5. The word 'incumbrance' as used in the Bengal Tenancy Act is of wider import than the same word as used in Section 37, Revenue Sales Act. An under-tenure created by the defaulting tenure-holder would be an incumbrance within the meaning of Section 167, Tenancy Act, according to the definition given in Section 161, but is not an incumbrance within the meaning of Section 37, Revenue Sales Act: Turner Morrison & Co. v. Monmohan Chaudhuri . In Sreemanta Ram De v. Kookoor Chand (1871) 15 WR 481 the purchaser at a revenue sale created a patni taluq in favour of the plaintiff who sued to recover possession from the defendant who was treated as a lessee. To get the relief it was necessary to annul his rights as a lessee. The purchaser at the revenue sale could not at that time sue for possession as he had already parted with the right to take khas possession in favour of the patnidar. The effect of the patni was to interpose an estate between him and the persons in possession, either holding as tenants or otherwise. He could only get the patni rent reserved and the right to eject the tenants or trespassers in occupation was vested in the patnidar. The object of annulling an under-tenure is to get possession of the lands in the possession of the under-tenure-holder. As the purchaser had no right to get possession after the creation of the patni in question from such persons it was held necessarily that he had at that time no right to annul the under-tenure but that right had passed to the patnidar who alone had the right to recover possession from the under-tenure-holder or lessee. It may be that these principles have application in the case of purchasers at rent sales held under the Bengal Tenancy Act where the incumbrance sought to be avoided is an under-tenure and relief asked is possession, but I consider them to be not applicable when the incumbrance sought to be avoided is a mortgage or charge, where the relief for possession is neither necessary nor prayed for. The nature of the incumbrance as defined in Section 161, Tenancy Act, has to be kept in view.
6. I accordingly hold that the property, No. 11, Sch. Ka, is not subject to the plaintiff's charge, and it must be excluded from the decree for sale. The appeal is accordingly allowed in part. Defendant 9 will have from the plaintiff-respondent the costs of this appeal subject to this modification: that he would get half the amount which he paid for court-fees on the memorandum of appeal to this Court, and half the costs of the Courts below.
7. 27th August 1936.-Having read the application filed on behalf of the plaintiff-respondent, and heard the learned advocates on behalf of the parties, I think I ought to modify my order for costs.
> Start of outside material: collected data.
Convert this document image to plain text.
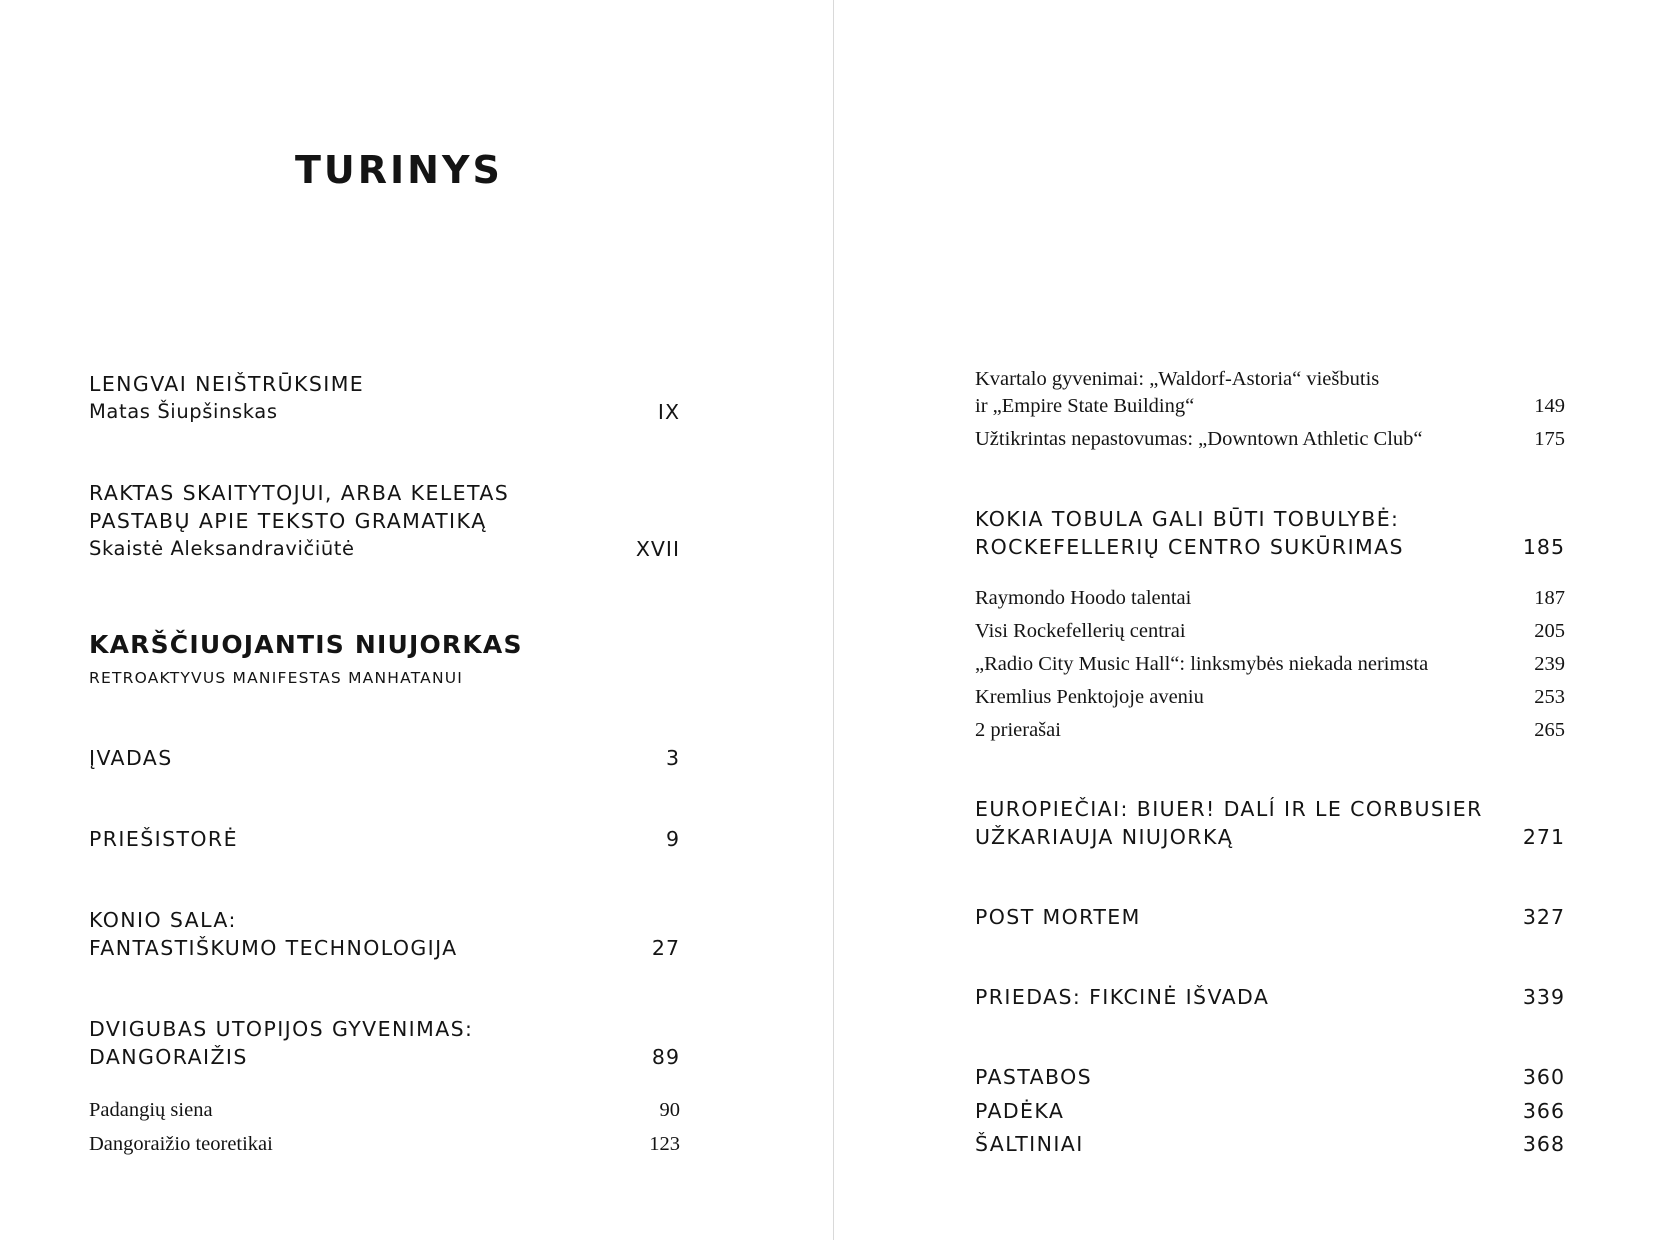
TURINYS
LENGVAI NEIŠTRŪKSIME
Matas Šiupšinskas	IX
RAKTAS SKAITYTOJUI, ARBA KELETAS
PASTABŲ APIE TEKSTO GRAMATIKĄ
Skaistė Aleksandravičiūtė	XVII
KARŠČIUOJANTIS NIUJORKAS
RETROAKTYVUS MANIFESTAS MANHATANUI
ĮVADAS	3
PRIEŠISTORĖ	9
KONIO SALA:
FANTASTIŠKUMO TECHNOLOGIJA	27
DVIGUBAS UTOPIJOS GYVENIMAS:
DANGORAIŽIS	89
Padangių siena	90
Dangoraižio teoretikai	123
Kvartalo gyvenimai: „Waldorf-Astoria“ viešbutis
ir „Empire State Building“	149
Užtikrintas nepastovumas: „Downtown Athletic Club“	175
KOKIA TOBULA GALI BŪTI TOBULYBĖ:
ROCKEFELLERIŲ CENTRO SUKŪRIMAS	185
Raymondo Hoodo talentai	187
Visi Rockefellerių centrai	205
„Radio City Music Hall“: linksmybės niekada nerimsta	239
Kremlius Penktojoje aveniu	253
2 prierašai	265
EUROPIEČIAI: BIUER! DALÍ IR LE CORBUSIER
UŽKARIAUJA NIUJORKĄ	271
POST MORTEM	327
PRIEDAS: FIKCINĖ IŠVADA	339
PASTABOS	360
PADĖKA	366
ŠALTINIAI	368
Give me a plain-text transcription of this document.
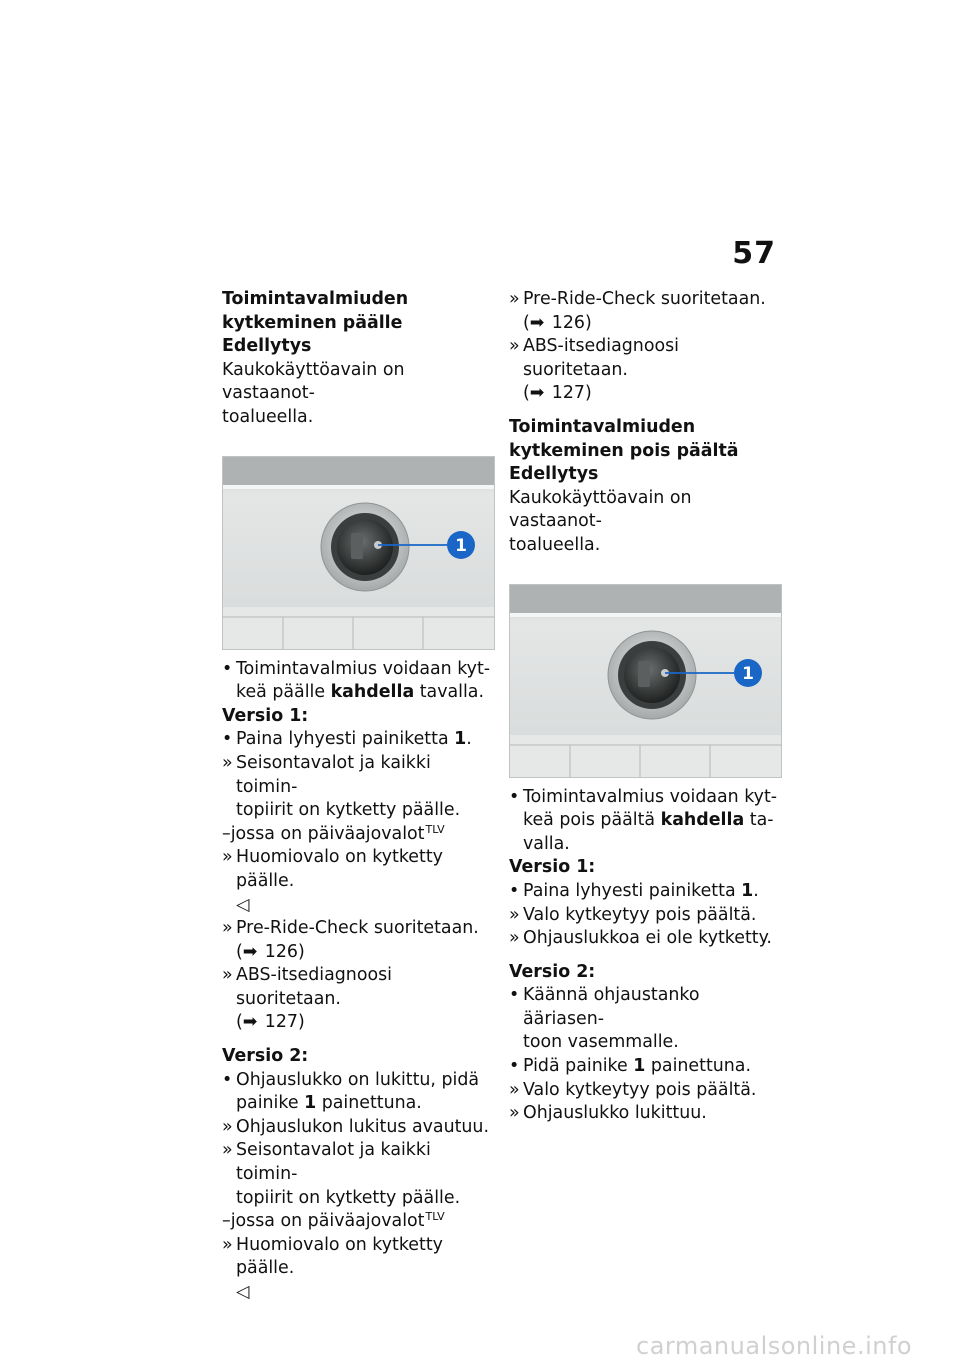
57

Toimintavalmiuden
kytkeminen päälle

Edellytys

Kaukokäyttöavain on vastaanot-
toalueella.

1

• Toimintavalmius voidaan kyt-
keä päälle kahdella tavalla.

Versio 1:

• Paina lyhyesti painiketta 1.

» Seisontavalot ja kaikki toimin-
topiirit on kytketty päälle.

–jossa on päiväajovalot$^{TLV}$

» Huomiovalo on kytketty päälle.

◁

» Pre-Ride-Check suoritetaan.
(➡ 126)

» ABS-itsediagnoosi suoritetaan.
(➡ 127)

Versio 2:

• Ohjauslukko on lukittu, pidä
painike 1 painettuna.

» Ohjauslukon lukitus avautuu.

» Seisontavalot ja kaikki toimin-
topiirit on kytketty päälle.

–jossa on päiväajovalot$^{TLV}$

» Huomiovalo on kytketty päälle.

◁

» Pre-Ride-Check suoritetaan.
(➡ 126)

» ABS-itsediagnoosi suoritetaan.
(➡ 127)

Toimintavalmiuden
kytkeminen pois päältä

Edellytys

Kaukokäyttöavain on vastaanot-
toalueella.

1

• Toimintavalmius voidaan kyt-
keä pois päältä kahdella ta-
valla.

Versio 1:

• Paina lyhyesti painiketta 1.

» Valo kytkeytyy pois päältä.

» Ohjauslukkoa ei ole kytketty.

Versio 2:

• Käännä ohjaustanko ääriasen-
toon vasemmalle.

• Pidä painike 1 painettuna.

» Valo kytkeytyy pois päältä.

» Ohjauslukko lukittuu.

carmanualsonline.info
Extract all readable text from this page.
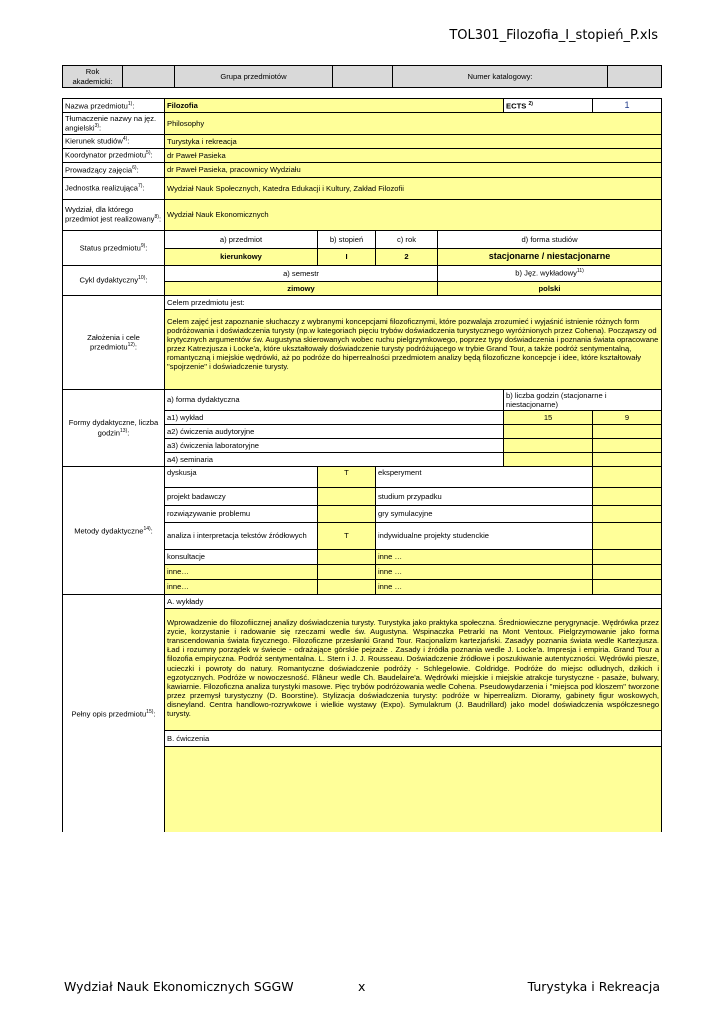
TOL301_Filozofia_I_stopień_P.xls
Rok akademicki:		Grupa przedmiotów		Numer katalogowy:	
Nazwa przedmiotu$^{1)}$:	Filozofia				ECTS $^{2)}$	1
Tłumaczenie nazwy na jęz. angielski$^{3)}$:	Philosophy					
Kierunek studiów$^{4)}$:	Turystyka i rekreacja					
Koordynator przedmiotu$^{5)}$:	dr Paweł Pasieka					
Prowadzący zajęcia$^{6)}$:	dr Paweł Pasieka, pracownicy Wydziału					
Jednostka realizująca$^{7)}$:	Wydział Nauk Społecznych, Katedra Edukacji i Kultury, Zakład Filozofii					
Wydział, dla którego przedmiot jest realizowany$^{8)}$:	Wydział Nauk Ekonomicznych					
Status przedmiotu$^{9)}$:	a) przedmiot	b) stopień	c) rok	d) forma studiów		
	kierunkowy	I	2	stacjonarne / niestacjonarne		
Cykl dydaktyczny$^{10)}$:	a) semestr			b) Jęz. wykładowy$^{11)}$
	zimowy			polski		
Założenia i cele przedmiotu$^{12)}$:	Celem przedmiotu jest:					
	Celem zajęć jest zapoznanie słuchaczy z wybranymi koncepcjami filozoficznymi, które pozwalaja zrozumieć i wyjaśnić istnienie różnych form podróżowania i doświadczenia turysty (np.w kategoriach pięciu trybów doświadczenia turystycznego wyróżnionych przez Cohena). Począwszy od krytycznych argumentów św. Augustyna skierowanych wobec ruchu pielgrzymkowego, poprzez typy doświadczenia i poznania świata opracowane przez Katrezjusza i Locke'a, które ukształtowały doświadczenie turysty podróżującego w trybie Grand Tour, a także podróż sentymentalną, romantyczną i miejskie wędrówki, aż po podróże do hiperrealności przedmiotem analizy będą filozoficzne koncepcje i idee, które kształtowały "spojrzenie" i doświadczenie turysty.					
Formy dydaktyczne, liczba godzin$^{13)}$:	a) forma dydaktyczna				b) liczba godzin (stacjonarne i niestacjonarne)	
	a1) wykład				15	9
	a2) ćwiczenia audytoryjne					
	a3) ćwiczenia laboratoryjne					
	a4) seminaria					
Metody dydaktyczne$^{14)}$:	dyskusja	T	eksperyment			
	projekt badawczy		studium przypadku			
	rozwiązywanie problemu		gry symulacyjne			
	analiza i interpretacja tekstów źródłowych	T	indywidualne projekty studenckie			
	konsultacje		inne …			
	inne…		inne …			
	inne…		inne …			
Pełny opis przedmiotu$^{15)}$:	A. wykłady					
	Wprowadzenie do filozofiicznej analizy doświadczenia turysty. Turystyka jako praktyka społeczna. Średniowieczne perygrynacje. Wędrówka przez zycie, korzystanie i radowanie się rzeczami wedle św. Augustyna. Wspinaczka Petrarki na Mont Ventoux. Pielgrzymowanie jako forma transcendowania świata fizycznego. Filozoficzne przesłanki Grand Tour. Racjonalizm kartezjański. Zasadyy poznania świata wedle Kartezjusza. Ład i rozumny porządek w świecie - odrażające górskie pejzaże . Zasady i źródła poznania wedle J. Locke'a. Impresja i empiria. Grand Tour a filozofia empiryczna. Podróż sentymentalna. L. Stern i J. J. Rousseau. Doświadczenie źródłowe i poszukiwanie autentyczności. Wędrówki piesze, ucieczki i powroty do natury. Romantyczne doświadczenie podróży - Schlegelowie. Coldridge. Podróże do miejsc odludnych, dzikich i egzotycznych. Podróże w nowoczesność. Flâneur wedle Ch. Baudelaire'a. Wędrówki miejskie i miejskie atrakcje turystyczne - pasaże, bulwary, kawiarnie. Filozoficzna analiza turystyki masowe. Pięc trybów podróżowania wedle Cohena. Pseudowydarzenia i "miejsca pod kloszem" tworzone przez przemysł turystyczny (D. Boorstine). Stylizacja doświadczenia turysty: podróże w hiperrealizm. Dioramy, gabinety figur woskowych, disneyland. Centra handlowo-rozrywkowe i wielkie wystawy (Expo). Symulakrum (J. Baudrillard) jako model doświadczenia współczesnego turysty.					
	B. ćwiczenia					

Wydział Nauk Ekonomicznych SGGW	x	Turystyka i Rekreacja
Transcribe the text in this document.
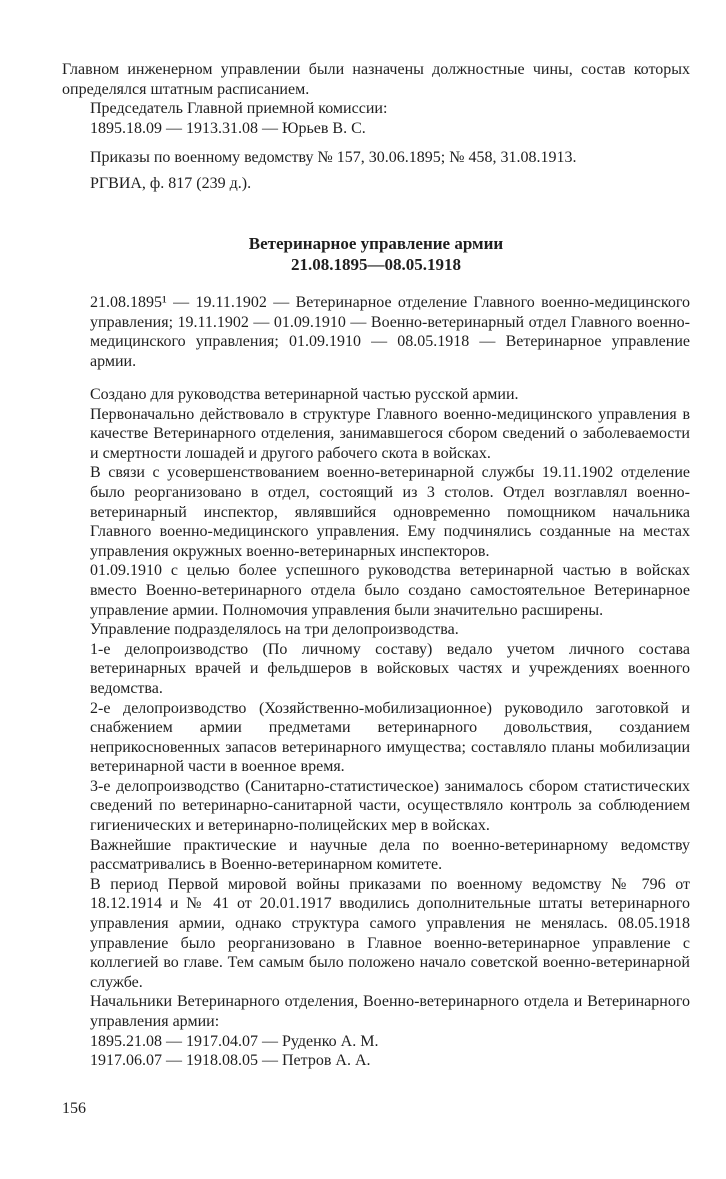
Главном инженерном управлении были назначены должностные чины, состав которых определялся штатным расписанием.

Председатель Главной приемной комиссии:

1895.18.09 — 1913.31.08 — Юрьев В. С.

Приказы по военному ведомству № 157, 30.06.1895; № 458, 31.08.1913.

РГВИА, ф. 817 (239 д.).

Ветеринарное управление армии
21.08.1895—08.05.1918

21.08.1895¹ — 19.11.1902 — Ветеринарное отделение Главного военно-медицинского управления; 19.11.1902 — 01.09.1910 — Военно-ветеринарный отдел Главного военно-медицинского управления; 01.09.1910 — 08.05.1918 — Ветеринарное управление армии.

Создано для руководства ветеринарной частью русской армии.

Первоначально действовало в структуре Главного военно-медицинского управления в качестве Ветеринарного отделения, занимавшегося сбором сведений о заболеваемости и смертности лошадей и другого рабочего скота в войсках.

В связи с усовершенствованием военно-ветеринарной службы 19.11.1902 отделение было реорганизовано в отдел, состоящий из 3 столов. Отдел возглавлял военно-ветеринарный инспектор, являвшийся одновременно помощником начальника Главного военно-медицинского управления. Ему подчинялись созданные на местах управления окружных военно-ветеринарных инспекторов.

01.09.1910 с целью более успешного руководства ветеринарной частью в войсках вместо Военно-ветеринарного отдела было создано самостоятельное Ветеринарное управление армии. Полномочия управления были значительно расширены.

Управление подразделялось на три делопроизводства.

1-е делопроизводство (По личному составу) ведало учетом личного состава ветеринарных врачей и фельдшеров в войсковых частях и учреждениях военного ведомства.

2-е делопроизводство (Хозяйственно-мобилизационное) руководило заготовкой и снабжением армии предметами ветеринарного довольствия, созданием неприкосновенных запасов ветеринарного имущества; составляло планы мобилизации ветеринарной части в военное время.

3-е делопроизводство (Санитарно-статистическое) занималось сбором статистических сведений по ветеринарно-санитарной части, осуществляло контроль за соблюдением гигиенических и ветеринарно-полицейских мер в войсках.

Важнейшие практические и научные дела по военно-ветеринарному ведомству рассматривались в Военно-ветеринарном комитете.

В период Первой мировой войны приказами по военному ведомству № 796 от 18.12.1914 и № 41 от 20.01.1917 вводились дополнительные штаты ветеринарного управления армии, однако структура самого управления не менялась. 08.05.1918 управление было реорганизовано в Главное военно-ветеринарное управление с коллегией во главе. Тем самым было положено начало советской военно-ветеринарной службе.

Начальники Ветеринарного отделения, Военно-ветеринарного отдела и Ветеринарного управления армии:

1895.21.08 — 1917.04.07 — Руденко А. М.

1917.06.07 — 1918.08.05 — Петров А. А.

156
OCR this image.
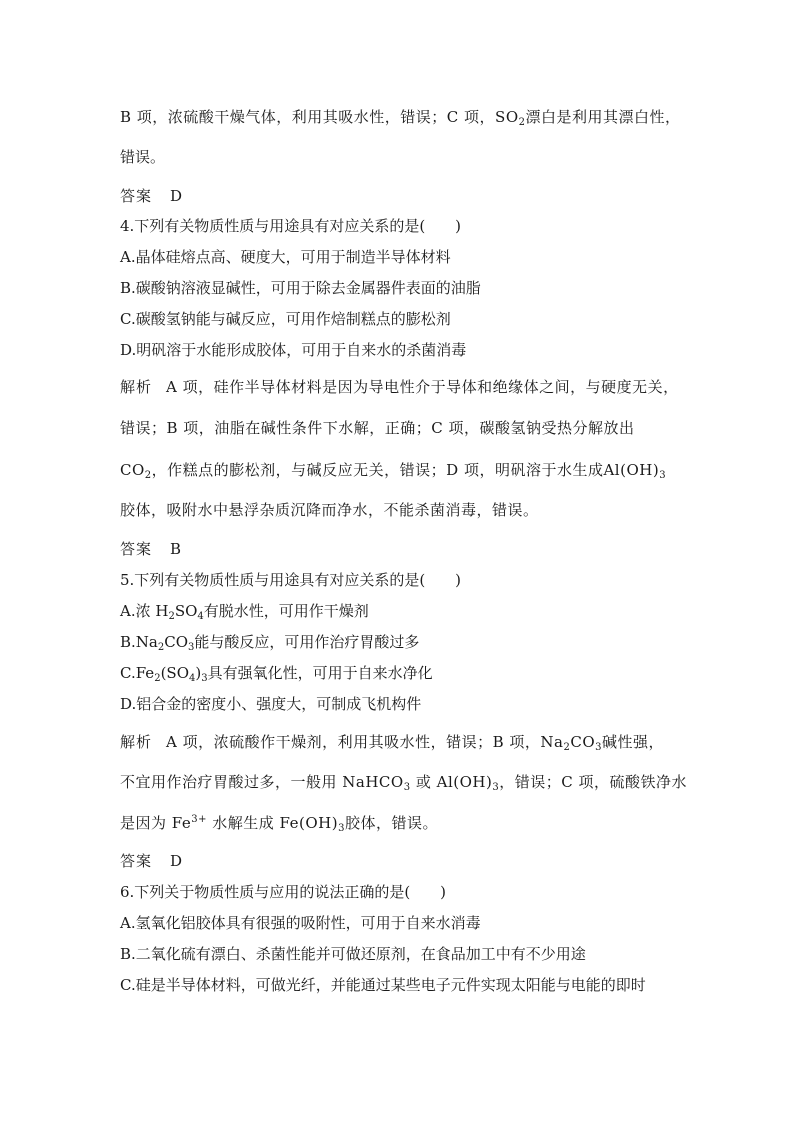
B 项，浓硫酸干燥气体，利用其吸水性，错误；C 项，$SO_2$漂白是利用其漂白性，
错误。
答案 D
4.下列有关物质性质与用途具有对应关系的是(　　)
A.晶体硅熔点高、硬度大，可用于制造半导体材料
B.碳酸钠溶液显碱性，可用于除去金属器件表面的油脂
C.碳酸氢钠能与碱反应，可用作焙制糕点的膨松剂
D.明矾溶于水能形成胶体，可用于自来水的杀菌消毒
解析 A 项，硅作半导体材料是因为导电性介于导体和绝缘体之间，与硬度无关，
错误；B 项，油脂在碱性条件下水解，正确；C 项，碳酸氢钠受热分解放出
$CO_2$，作糕点的膨松剂，与碱反应无关，错误；D 项，明矾溶于水生成$Al(OH)_3$
胶体，吸附水中悬浮杂质沉降而净水，不能杀菌消毒，错误。
答案 B
5.下列有关物质性质与用途具有对应关系的是(　　)
A.浓 $H_2SO_4$有脱水性，可用作干燥剂
$B.Na_2CO_3$能与酸反应，可用作治疗胃酸过多
$C.Fe_2(SO_4)_3$具有强氧化性，可用于自来水净化
D.铝合金的密度小、强度大，可制成飞机构件
解析 A 项，浓硫酸作干燥剂，利用其吸水性，错误；B 项，$Na_2CO_3$碱性强，
不宜用作治疗胃酸过多，一般用 NaHCO$_3$ 或 $Al(OH)_3$，错误；C 项，硫酸铁净水
是因为 $Fe^{3+}$ 水解生成 $Fe(OH)_3$胶体，错误。
答案 D
6.下列关于物质性质与应用的说法正确的是(　　)
A.氢氧化铝胶体具有很强的吸附性，可用于自来水消毒
B.二氧化硫有漂白、杀菌性能并可做还原剂，在食品加工中有不少用途
C.硅是半导体材料，可做光纤，并能通过某些电子元件实现太阳能与电能的即时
The order for costs would be in the following terms: Defendant 9, Serajgunge Loan Office, would get from the plaintiff half the costs of the lower appellate Court and full costs of this Court, subject to the modification that it would get half the amount of the court-fees in the memorandum of appeal filed in this Court. With regard to the costs of the Court of first instance the plaintiff and defendant 9 would bear their respective costs. This does not disturb in any way the decree for costs which the plaintiff has obtained against the other defendants in the Court of first instance.